We are seeking a highly skilled Senior Data Engineer to join our team. This position involves working on a groundbreaking project that enables the discovery, access, processing, publication, and sharing of biomedical data. The objective is to generate insights for secondary use and to integrate both clinical and non-clinical data (Real-World Data, RWD) using the EDIS end-to-end engine. The ideal candidate will possess a strong background in ETL processes, data modeling, and cloud technologies, particularly within the AWS ecosystem.
responsibilities :
Develop and enhance Data Warehouse solutions.
Design and implement ETL processes to ensure efficient data flow and storage.
Maintain and optimize data pipelines using various cloud technologies.
Collaborate with cross-functional teams to integrate and process biomedical data.
Conduct performance analysis, troubleshooting, and remediation of data-related issues.
Ensure data quality and adherence to architectural standards.

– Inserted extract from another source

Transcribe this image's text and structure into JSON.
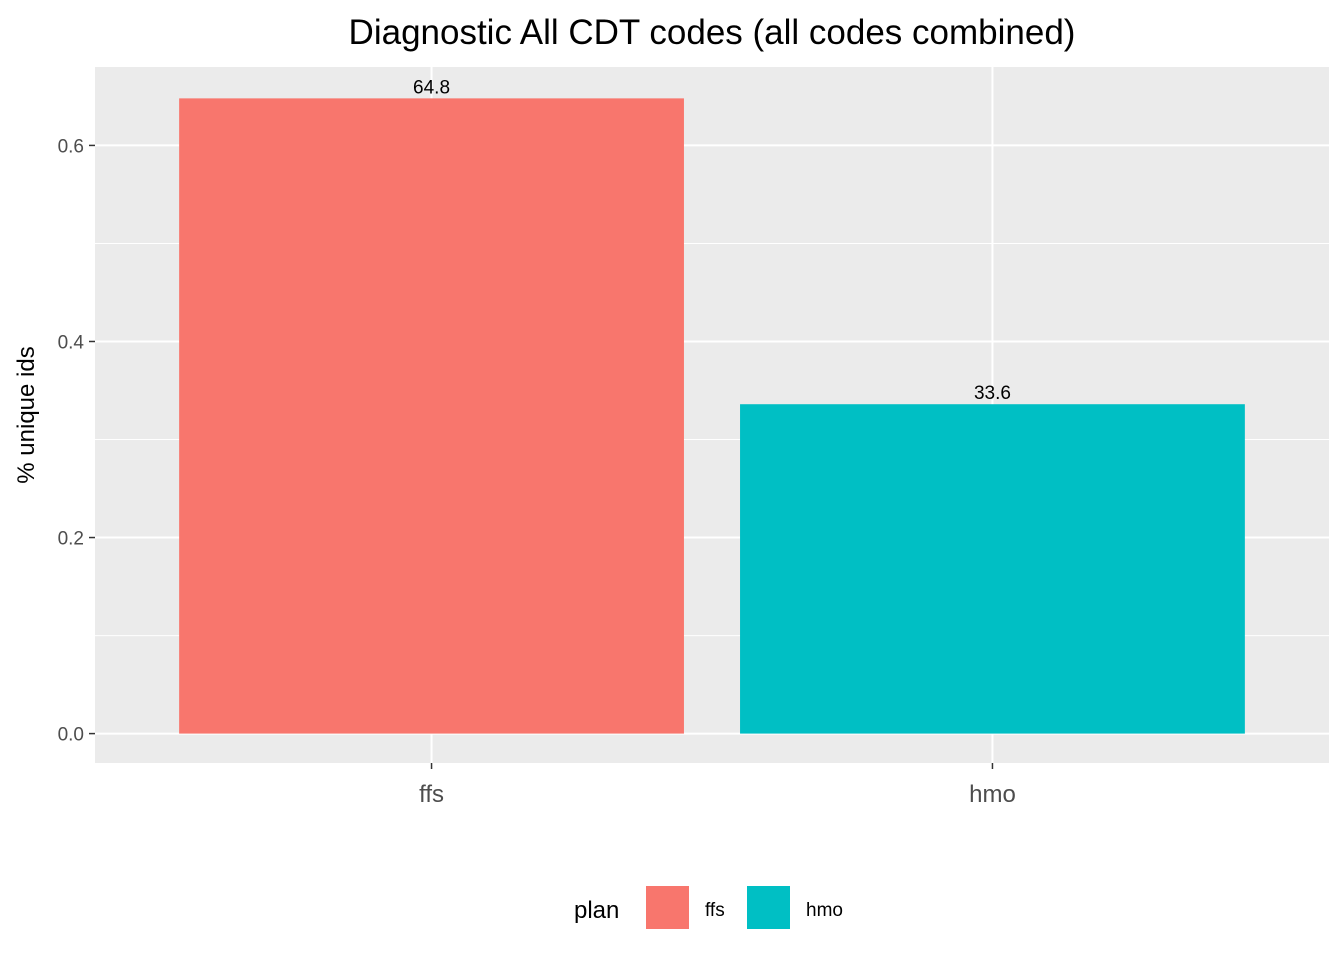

Utilize best practices in data architecture, including data modeling, metadata management, and workflow management.
requirements-expected :
4+ years in programming with a focus on data pipelines using Python or R.
4+ years of experience working with SQL and relational databases.
3+ years in maintaining data pipelines and handling various data types (structured, unstructured, metrics, logs).
3+ years of experience in data architecture concepts, including ETL/ELT processes, real-time streaming, and data quality.
3+ years of experience with cloud technologies and data pipeline solutions such as Airflow, Glue, and Dataflow.
Proficiency in AWS components such as S3, Redshift, DocumentDB, and DynamoDB.
Familiarity with different storage solutions (filesystem, relational, MPP, NoSQL).
Basic knowledge of Java and/or Scala (1+ years).
Strong understanding of data serialization languages like JSON, XML, and YAML.
Proficient in using Git, Gitflow, and DevOps tools (Docker, Bamboo, Jenkins, Terraform).